GB2408776A - Helical Moineau pump having small radius peaks on rotor and stator - Google Patents

Abstract

A Moineau type pump has a rotor 34 with helical lobes 42 having relatively sharp, small radius peaks. The corresponding helical troughs 40 of the stator 36 also have a small radius. The rotor peaks define a sealing line between the rotor and the stator, and may have tip seals 46 possibly in the form of wiper seals, which may be energised by fluid pressure within the rotor. The rotor 34 and stator 36 may both be made of metallic materials, to improve robustness for downhole use.

Description

PROFILE FOR USE IN A DOWNHOLE MUD MOTOR

FIELD OF THE INVENTION

The invention relates generally to rotor/stator profiles for use with positive displacement drilling motors. More specifically, the invention relates to a novel profile for use in a mud motor power section.

BACKGROUND OF THE INVENTION

Positive Displacement Motors (PDMs) are known in the art and are commonly used to drill wells in earth formations. PDMs operate according to a reverse mechanical application of the Moineau principle wherein pressurized fluid is forced though a series of channels formed on a rotor and a stator. The channels are generally helical in shape and may extend the entire length of the rotor and stator. The passage of the pressurized fluid generally causes the rotor to rotate within the stator. For example, a substantially continuous seal may be formed between the rotor and the stator, and the pressurized fluid may act against the rotor proximate the sealing surfaces so as to impart rotational motion on the rotor as the pressurized fluid passes through the helical channels.

A rotor and a stator mounted together form what is usually referred to as the "power section".

Figures 1-3 illustrate a typical PDM power section known in the art.

Referring to Figure 1, an end view of a prior art rotor 10 is provided. The typical prior art rotor 10 includes at least one lobe 12 (wherein, for example, channels 14 are formed between lobes 12), a major diameter 8, and a minor diameter 6. The rotor 10 may be formed of metal or any other suitable material. The rotor 10 may also be coated to withstand harsh drilling environments experienced downhole.

A prior art stator 20 is illustrated in Figures 2 and 3. Figure 2 provides an end view of the stator 20 only, while Figure 3 provides an end view of the assembled rotor 10 and stator 20. A typical prior art stator 20 comprises at least two lobes 22, a major diameter 7, and a minor diameter 5. Note that if the rotor (10 in Figure 1) includes "n" lobes, the corresponding stator 20 used in combination with the rotor 10 generally includes "n+1" lobes.

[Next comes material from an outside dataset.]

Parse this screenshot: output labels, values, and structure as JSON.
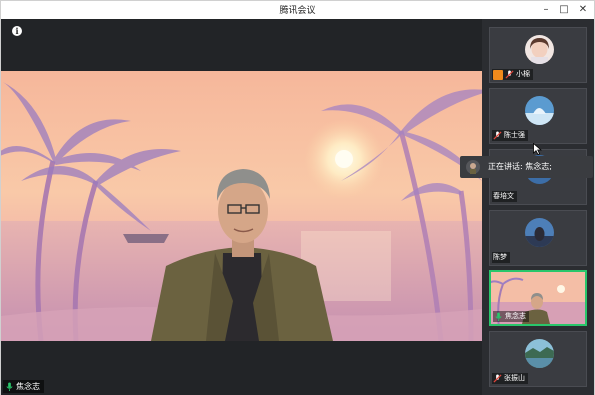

The typical stator 20 generally includes a cylindrical external tube 24 having an inner surface 29 that is generally cylindrical in shape. An inner liner 26 comprising an elastomer, a plastic, or other synthetic or natural material is formed along the inner surface 29 of the stator 20. Typically, the liner 26 is injected into the cylindrical external tube 24 around a mold (not shown) that has been placed therein. The liner 26 is then cured for a selected time at a selected temperature (or temperatures) before the mold (not shown) is removed. The thickness 28 of the liner 26 and the shape of the lobes 22 is generally controlled by changing the dimensions of the mold (not shown). \ A rotational frequency and, for example, an amount of torque generated by the rotation of the rotor 10 within the stator 20 may be selected by determining a number of lobes on the rotor 10 and stator 20. Likewise, the major and minor diameter of the rotor 10 and stator 20 affect the rotation frequency and the amount of torque generated by the PDM power section.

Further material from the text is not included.